Increases of global information security threats remain as much a certainty as death and taxes, at least according to the latest Information Security Survey from PWC. That report, which was published in October, highlights several troublesome trends and provides valuable information for those concerned with enterprise IT security. Nonetheless, interpreting the information delivered into applicable best practices remains a challenge for many IT security professionals. Especially those who will be assigned the task of keep their organizations from becoming one of the latest statistics in the battle against cybercrime.
PWC rightly points out that cyber security has become a persistent business risk and that threats (both to the economy and intellectual property) are on the rise. The report goes on to identify some very troubling incidents, including:
- More than half (53%) of global securities exchanges have experienced a cyber attack (IOSCO Survey)
- In South Korea, some 105 million payment card accounts were exposed in a security breach (Symantec Corp)
- City officials in Verden, Germany announced the theft of 18 million email addresses, passwords and other information (TechWeek, Europe)
- Cyber thieves stole more than $45 million from worldwide ATM accounts of two banks in the Middle East (CNet.com)
While the above mentioned compromises prove to be just a small fraction of the security incidents that occurred in 2014, those incidents do reveal some of trends, namely that financial gain is a key motivator for attackers and that even the most secure organizations are still susceptible to threats, two realizations that should be game changers for those seeking to protect IT assets from cybercrime.
Is the victim at fault?
When it comes to cybercrime, the complacency of the victims is sometimes at fault. While that does not excuse the criminal nature of the attackers, it does highlight the need for organizations to be proactive in protecting their assets – after all, the law only comes into play after a crime has be committed, meaning that the numerous anti-cybercrime laws on the books hold little sway against determined cybercriminals.
In other words, organizations should be taking a defensive position and grid themselves for attack as inevitability and as not an exception to the rule. That ideology will prove to be a key factor in the paradigm shift needed to protect against the onslaught of attacks expected in 2015.
PwC is forecasting that global security incidents are on track to grow some 48% in 2015, which should strike a dissonant chord with the majority of security professionals.
Is risk management the answer?
With the idea of a security paradigm shift on the table, today’s cyber-defenders should be thinking in different terms than just traditional security initiatives, shifting their focus towards an ideology of “cyber risk management”, which is being fueled by an initiative founded by the NIST.

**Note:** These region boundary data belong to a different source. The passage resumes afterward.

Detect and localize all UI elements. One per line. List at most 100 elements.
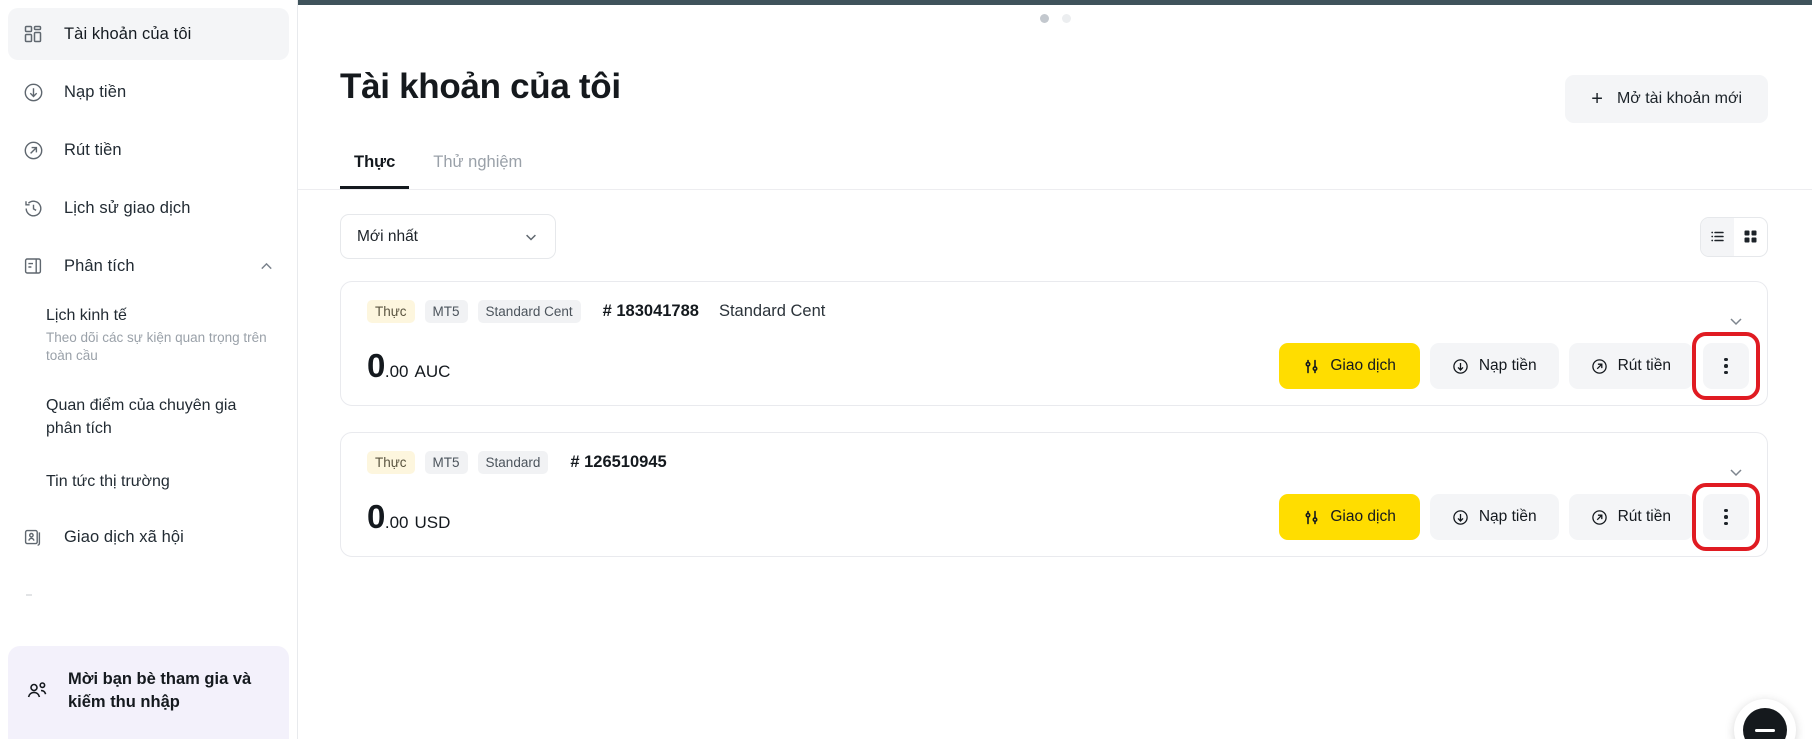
list-toolbar: Mới nhất xyxy=(298,190,1812,259)
account-actions: Giao dịch Nạp tiền Rút tiền xyxy=(1279,332,1760,400)
tab-real[interactable]: Thực xyxy=(340,153,410,189)
withdraw-button[interactable]: Rút tiền xyxy=(1568,343,1693,389)
account-balance: 0 .00 AUC xyxy=(367,347,450,385)
deposit-button-label: Nạp tiền xyxy=(1478,357,1537,374)
sort-select-value: Mới nhất xyxy=(357,227,418,245)
account-tabs: Thực Thử nghiệm xyxy=(298,123,1812,189)
kebab-dot xyxy=(1724,370,1728,375)
sidebar-label: Nạp tiền xyxy=(64,82,127,101)
account-card-body: 0 .00 USD Giao dịch Nạp tiền Rút tiền xyxy=(367,483,1760,551)
more-options-kebab-button[interactable] xyxy=(1703,343,1749,389)
badge-account-type: Standard Cent xyxy=(477,300,581,323)
tab-label: Thử nghiệm xyxy=(433,153,523,171)
subnav-desc: Theo dõi các sự kiện quan trọng trên toà… xyxy=(46,330,267,364)
arrow-up-right-circle-icon xyxy=(1591,358,1608,375)
subnav-item-market-news[interactable]: Tin tức thị trường xyxy=(0,450,297,503)
invite-label: Mời bạn bè tham gia và kiếm thu nhập xyxy=(68,670,252,711)
chevron-down-icon[interactable] xyxy=(1727,463,1745,481)
sidebar-item-deposit[interactable]: Nạp tiền xyxy=(8,66,289,118)
carousel-dots[interactable] xyxy=(298,5,1812,31)
balance-fraction: .00 xyxy=(384,513,409,532)
carousel-dot[interactable] xyxy=(1061,13,1071,23)
sidebar-item-transaction-history[interactable]: Lịch sử giao dịch xyxy=(8,182,289,234)
chevron-down-icon[interactable] xyxy=(1727,312,1745,330)
account-card-body: 0 .00 AUC Giao dịch Nạp tiền Rút tiền xyxy=(367,332,1760,400)
withdraw-button[interactable]: Rút tiền xyxy=(1568,494,1693,540)
kebab-dot xyxy=(1724,515,1728,519)
subnav-item-economic-calendar[interactable]: Lịch kinh tế Theo dõi các sự kiện quan t… xyxy=(0,294,297,376)
list-view-icon[interactable] xyxy=(1701,217,1734,256)
deposit-button[interactable]: Nạp tiền xyxy=(1429,343,1559,389)
trade-sliders-icon xyxy=(1303,358,1320,375)
sidebar-item-social-trading[interactable]: Giao dịch xã hội xyxy=(8,511,289,563)
chevron-down-icon xyxy=(523,229,539,245)
account-card-header: Thực MT5 Standard # 126510945 xyxy=(367,451,1749,474)
sidebar: Tài khoản của tôi Nạp tiền Rút tiền Lịch… xyxy=(0,0,298,739)
account-balance: 0 .00 USD xyxy=(367,498,450,536)
balance-fraction: .00 xyxy=(384,362,409,381)
more-options-kebab-button[interactable] xyxy=(1703,494,1749,540)
social-card-icon xyxy=(22,526,44,548)
tab-demo[interactable]: Thử nghiệm xyxy=(419,153,536,189)
people-group-icon xyxy=(24,678,50,704)
trade-button-label: Giao dịch xyxy=(1330,357,1396,374)
arrow-down-circle-icon xyxy=(22,81,44,103)
kebab-dot xyxy=(1724,357,1728,362)
main-content: Tài khoản của tôi + Mở tài khoản mới Thự… xyxy=(298,0,1812,739)
open-new-account-button[interactable]: + Mở tài khoản mới xyxy=(1565,75,1768,123)
history-clock-icon xyxy=(22,197,44,219)
open-new-account-label: Mở tài khoản mới xyxy=(1616,90,1742,107)
account-card: Thực MT5 Standard # 126510945 0 .00 USD xyxy=(340,432,1768,557)
sidebar-label: Giao dịch xã hội xyxy=(64,527,184,546)
grid-view-icon[interactable] xyxy=(1734,218,1767,256)
arrow-down-circle-icon xyxy=(1452,358,1469,375)
carousel-dot-active[interactable] xyxy=(1039,13,1049,23)
account-actions: Giao dịch Nạp tiền Rút tiền xyxy=(1279,483,1760,551)
account-type-label: Standard Cent xyxy=(718,302,826,320)
chevron-up-icon[interactable] xyxy=(258,258,275,275)
deposit-button[interactable]: Nạp tiền xyxy=(1429,494,1559,540)
arrow-up-right-circle-icon xyxy=(22,139,44,161)
account-card-header: Thực MT5 Standard Cent # 183041788 Stand… xyxy=(367,300,1749,323)
sidebar-label: Lịch sử giao dịch xyxy=(64,198,191,217)
badge-account-type: Standard xyxy=(477,451,549,474)
trade-button-label: Giao dịch xyxy=(1330,508,1396,525)
sidebar-label: Phân tích xyxy=(64,256,135,275)
withdraw-button-label: Rút tiền xyxy=(1617,357,1671,374)
sort-select[interactable]: Mới nhất xyxy=(340,214,556,259)
balance-currency: USD xyxy=(414,513,451,532)
kebab-dot xyxy=(1724,364,1728,368)
placeholder-icon xyxy=(22,584,44,606)
page-title: Tài khoản của tôi xyxy=(340,67,621,106)
dashboard-grid-icon xyxy=(22,23,44,45)
sidebar-item-my-accounts[interactable]: Tài khoản của tôi xyxy=(8,8,289,60)
support-chat-button[interactable] xyxy=(1734,699,1796,739)
more-options-highlight xyxy=(1692,332,1760,400)
sidebar-item-partial[interactable] xyxy=(8,569,289,621)
analytics-subnav: Lịch kinh tế Theo dõi các sự kiện quan t… xyxy=(0,292,297,503)
deposit-button-label: Nạp tiền xyxy=(1478,508,1537,525)
sidebar-item-withdraw[interactable]: Rút tiền xyxy=(8,124,289,176)
subnav-item-analyst-views[interactable]: Quan điểm của chuyên gia phân tích xyxy=(0,376,297,450)
account-card: Thực MT5 Standard Cent # 183041788 Stand… xyxy=(340,281,1768,406)
page-header: Tài khoản của tôi + Mở tài khoản mới xyxy=(298,31,1812,123)
account-number: # 183041788 xyxy=(602,302,699,320)
trade-button[interactable]: Giao dịch xyxy=(1279,494,1420,540)
sidebar-item-analytics[interactable]: Phân tích xyxy=(8,240,289,292)
trade-button[interactable]: Giao dịch xyxy=(1279,343,1420,389)
kebab-dot xyxy=(1724,508,1728,513)
subnav-title: Quan điểm của chuyên gia phân tích xyxy=(46,396,237,437)
subnav-title: Tin tức thị trường xyxy=(46,473,170,490)
view-mode-toggle xyxy=(1700,216,1768,257)
balance-integer: 0 xyxy=(367,498,385,535)
sidebar-label: Rút tiền xyxy=(64,140,122,159)
chat-bubble-icon xyxy=(1743,708,1787,739)
balance-integer: 0 xyxy=(367,347,385,384)
invite-friends-card[interactable]: Mời bạn bè tham gia và kiếm thu nhập xyxy=(8,646,289,739)
account-number: # 126510945 xyxy=(570,453,667,471)
badge-account-mode: Thực xyxy=(367,451,415,474)
more-options-highlight xyxy=(1692,483,1760,551)
tab-label: Thực xyxy=(354,153,396,171)
plus-icon: + xyxy=(1591,88,1603,110)
balance-currency: AUC xyxy=(414,362,451,381)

The NIST has set forth a security framework (NIST Cybersecurity Framework) that stresses management over technology and highlights several best practices that should help organizations defend against the imminent threats posed by increasing cyber-attacks. While some of the elements of the framework fit under the realm of accepted best practices and common sense, there are other elements that encompass a sea-change on how organizations deal with cyber threats, namely in the core ideology of five concurrent and continues functions that provide a strategic view into the lifecycle of an organization’s management of cyber security risk. Those functions include:
- Identify: Build an institutional understanding of cybersecurity risk to organizational systems, assets, data and capabilities
- Protect: Develop and implement the appropriate safeguards, prioritized through an organization’s risk management process, to ensure delivery of critical IT capabilities without compromises
- Detect: Build the appropriate systems and policies to identify the occurrence of a cybersecurity event
- Respond: Create and implement the appropriate activities, policies and events that must occur if a cyber-security event occurs
- Recover: Develop and implement the appropriate activities, prioritized through the organization’s risk management process, to restore the capabilities or critical infrastructure services that were impaired through a cybersecurity event.
While the NIST states that its methodologies and best practices are optional, the organization does make a strong case for those looking to benefit from a holistic approach to cyber security, and at the very least, sheds some light on what should be an important conversation within any business relying on cyber capabilities to conduct business.
Those charged with the management of enterprise cyber security must delve deeper into what makes up an enterprise’s cyber security ideology and make appropriate adjustments before disaster strikes.